Biomechanical Comparison of Single- and Double-Leg Jump Landings in the Sagittal and Frontal Plane

Background: Double-leg forward or drop-jump landing activities are typically used to screen for high-risk movement strategies and to determine the success of neuromuscular injury prevention programs. However, research suggests that these tasks that occur primarily in the sagittal plane may not adequately represent the lower extremity biomechanics that occur during unilateral foot contact or non–sagittal plane movements that are characteristic of many multidirectional sports. Purpose: To examine the extent to which lower extremity biomechanics measured during a jump landing on a double leg (DL) after a sagittal plane (SAG) movement is representative of biomechanics measured during single-leg (SL) or frontal plane (FRONT) jump landing tasks. Study Design: Controlled laboratory study.

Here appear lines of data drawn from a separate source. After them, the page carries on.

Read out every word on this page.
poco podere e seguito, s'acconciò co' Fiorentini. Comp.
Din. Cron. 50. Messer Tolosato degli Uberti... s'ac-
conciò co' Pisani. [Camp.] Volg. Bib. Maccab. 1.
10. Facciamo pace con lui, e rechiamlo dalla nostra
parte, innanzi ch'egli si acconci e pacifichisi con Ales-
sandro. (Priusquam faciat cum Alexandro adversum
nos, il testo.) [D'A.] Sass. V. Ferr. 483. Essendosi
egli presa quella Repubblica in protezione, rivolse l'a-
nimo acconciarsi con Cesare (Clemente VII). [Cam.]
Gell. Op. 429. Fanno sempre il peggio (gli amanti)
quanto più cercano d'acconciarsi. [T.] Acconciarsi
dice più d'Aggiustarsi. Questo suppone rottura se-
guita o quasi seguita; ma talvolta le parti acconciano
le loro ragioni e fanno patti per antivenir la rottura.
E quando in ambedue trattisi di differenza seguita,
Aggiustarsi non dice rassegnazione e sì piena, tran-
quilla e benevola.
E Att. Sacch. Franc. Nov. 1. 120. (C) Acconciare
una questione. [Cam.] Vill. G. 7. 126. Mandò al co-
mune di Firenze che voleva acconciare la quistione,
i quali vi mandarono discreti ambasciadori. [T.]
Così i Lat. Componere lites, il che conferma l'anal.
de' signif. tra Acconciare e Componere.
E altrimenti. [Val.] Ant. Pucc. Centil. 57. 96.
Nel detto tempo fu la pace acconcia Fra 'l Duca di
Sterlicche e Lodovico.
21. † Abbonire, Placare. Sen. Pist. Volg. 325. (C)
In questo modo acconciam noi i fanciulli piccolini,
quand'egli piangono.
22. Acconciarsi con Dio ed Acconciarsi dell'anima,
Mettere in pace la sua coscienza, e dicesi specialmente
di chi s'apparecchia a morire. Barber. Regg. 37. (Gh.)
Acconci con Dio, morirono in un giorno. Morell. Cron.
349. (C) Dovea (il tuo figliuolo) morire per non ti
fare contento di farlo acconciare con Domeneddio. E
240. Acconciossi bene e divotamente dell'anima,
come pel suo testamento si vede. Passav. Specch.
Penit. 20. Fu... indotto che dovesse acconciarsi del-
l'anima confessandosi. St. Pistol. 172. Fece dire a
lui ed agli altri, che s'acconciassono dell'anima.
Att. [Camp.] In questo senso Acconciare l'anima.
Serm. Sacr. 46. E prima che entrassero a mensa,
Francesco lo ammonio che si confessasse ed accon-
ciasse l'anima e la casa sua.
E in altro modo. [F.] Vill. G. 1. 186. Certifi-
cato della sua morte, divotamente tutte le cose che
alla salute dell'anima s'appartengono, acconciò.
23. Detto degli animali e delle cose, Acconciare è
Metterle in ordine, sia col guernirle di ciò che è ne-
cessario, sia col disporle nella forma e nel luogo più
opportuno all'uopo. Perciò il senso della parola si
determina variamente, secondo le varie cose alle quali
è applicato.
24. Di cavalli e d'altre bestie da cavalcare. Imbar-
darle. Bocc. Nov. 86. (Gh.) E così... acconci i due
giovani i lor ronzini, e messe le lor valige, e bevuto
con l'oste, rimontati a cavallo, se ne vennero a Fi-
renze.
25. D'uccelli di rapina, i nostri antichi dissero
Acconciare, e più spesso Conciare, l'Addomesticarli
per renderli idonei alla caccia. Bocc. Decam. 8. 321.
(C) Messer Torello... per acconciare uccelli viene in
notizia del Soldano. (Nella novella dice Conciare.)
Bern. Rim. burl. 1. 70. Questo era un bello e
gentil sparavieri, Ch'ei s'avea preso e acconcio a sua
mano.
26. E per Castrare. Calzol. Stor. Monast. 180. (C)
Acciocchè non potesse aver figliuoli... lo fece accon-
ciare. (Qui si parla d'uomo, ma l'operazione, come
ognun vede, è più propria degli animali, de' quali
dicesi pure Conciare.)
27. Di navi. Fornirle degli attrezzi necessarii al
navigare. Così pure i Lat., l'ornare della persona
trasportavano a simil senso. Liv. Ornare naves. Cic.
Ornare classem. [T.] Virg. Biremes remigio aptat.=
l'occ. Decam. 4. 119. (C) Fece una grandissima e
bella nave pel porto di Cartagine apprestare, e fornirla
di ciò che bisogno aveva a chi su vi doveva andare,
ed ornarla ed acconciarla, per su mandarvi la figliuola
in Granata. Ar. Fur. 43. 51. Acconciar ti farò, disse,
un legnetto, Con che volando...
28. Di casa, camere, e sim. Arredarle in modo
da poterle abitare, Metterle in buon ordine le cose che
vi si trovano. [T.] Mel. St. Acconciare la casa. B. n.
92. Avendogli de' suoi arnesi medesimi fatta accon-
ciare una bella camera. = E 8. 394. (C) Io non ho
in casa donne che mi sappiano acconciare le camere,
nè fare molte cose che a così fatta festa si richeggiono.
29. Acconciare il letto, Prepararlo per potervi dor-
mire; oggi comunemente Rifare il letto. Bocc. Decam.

Methods: Lower extremity biomechanics were measured in 15 recreationally active females (mean age [±SD], 19.4 ± 2.1 years; mean height, 163.3 ± 5.9 cm; mean weight, 61.1 ± 7.1 kg) while performing SAG DL , SAG SL , FRONT DL , and FRONT SL jump landing tasks. Repeated-measures analyses of variance examined differences in lower extremity biomechanics between the 4 tasks, and linear regressions examined the extent to which an individual’s biomechanics during SAG DL were representative of their biomechanics during SAG SL , FRONT DL , and FRONT SL . Results: Lower extremity kinematics and kinetics differed by condition, with the SAG DL task generally eliciting greater hip and knee flexion angles and lower hip and knee forces than the other tasks ( P < .05). Although biomechanics during the SAG DL task were strongly associated with those during the FRONT DL task ( R 2 , 0.41-0.82), weaker associations were observed between SAG DL and single-leg tasks for hip kinematics ( R 2 , 0.03-0.25) and kinetics ( R 2 , 0.05-0.20) and knee abduction moments ( R 2 , 0.06-0.18) ( P < .05). Conclusion: Standard double-leg sagittal plane jump landing tasks used to screen for ACL injury risk and the effectiveness of ACL injury prevention programs may not adequately represent the lower extremity biomechanics that occur during single-leg activities. Clinical Relevance: These results support further investigation of single-leg multidirectional landings to identify high-risk movement strategies in female athletes playing multidirectional sports.